De nombreux jeunes évoluant dans la capitale et dans plusieurs villes du pays peuvent se sentir honorés de profiter des savoirs et savoirs faire de Mario Benjamin, grâce aux ateliers de formation, les causeries et rencontres animés par ce peintre majeur à l'initiative du Centre d'Art. Les retours des activités artistiques, culturelles organisées au Cap Haïtien en 2025, peuvent justifier les semences artistiques et les récoltes esthétiques nourries par Mario Benjamin et plusieurs autres grands noms de l'art haïtien.

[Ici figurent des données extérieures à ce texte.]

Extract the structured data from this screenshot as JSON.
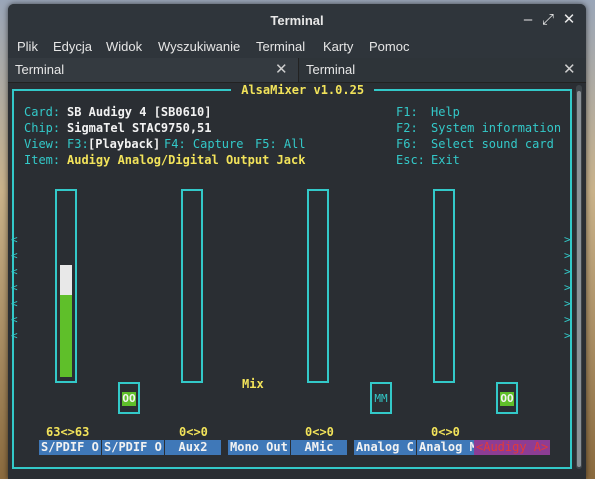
{
  "window": {
    "title": "Terminal",
    "buttons": {
      "minimize": "minimize-icon",
      "maximize": "maximize-icon",
      "close": "close-icon"
    }
  },
  "menu": [
    "Plik",
    "Edycja",
    "Widok",
    "Wyszukiwanie",
    "Terminal",
    "Karty",
    "Pomoc"
  ],
  "tabs": [
    {
      "label": "Terminal"
    },
    {
      "label": "Terminal"
    }
  ],
  "alsa": {
    "title": " AlsaMixer v1.0.25 ",
    "card_label": "Card:",
    "card_value": "SB Audigy 4 [SB0610]",
    "chip_label": "Chip:",
    "chip_value": "SigmaTel STAC9750,51",
    "view_label": "View:",
    "view_f3": "F3:",
    "view_playback": "[Playback]",
    "view_f4": "F4: Capture",
    "view_f5": "F5: All",
    "item_label": "Item:",
    "item_value": "Audigy Analog/Digital Output Jack",
    "help": [
      {
        "key": "F1:",
        "text": "Help"
      },
      {
        "key": "F2:",
        "text": "System information"
      },
      {
        "key": "F6:",
        "text": "Select sound card"
      },
      {
        "key": "Esc:",
        "text": "Exit"
      }
    ],
    "mix_label": "Mix",
    "levels": [
      "63<>63",
      "0<>0",
      "0<>0",
      "0<>0"
    ],
    "switch_on": "OO",
    "switch_mute": "MM",
    "channels": [
      "S/PDIF O",
      "S/PDIF O",
      "Aux2",
      "Mono Out",
      "AMic",
      "Analog C",
      "Analog M",
      "<Audigy A>"
    ],
    "arrow_left": "<",
    "arrow_right": ">",
    "volume_level_fraction": 0.35
  }
}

Depuis sa première exposition organisée pendant son adolescence, qui a été un succès avec la vente de toutes les toiles, depuis son initiation à la fin des années 70, Mario Benjamin s'est positionné dans la plupart des cas à contre courant de certains mouvements artistiques ou esthétiques, parmi les plus connus depuis plus de quatre décennies. Son nom, son style, son parcours et sa vie suffisent pour apprendre et comprendre la profondeur du sens de la pensée de Jean Michel Basquiat, selon laquelle : "Je n'écoute pas ce que disent les critiques d'art. Je ne connais personne qui ait besoin d'un critique pour savoir ce qu'est l'art.".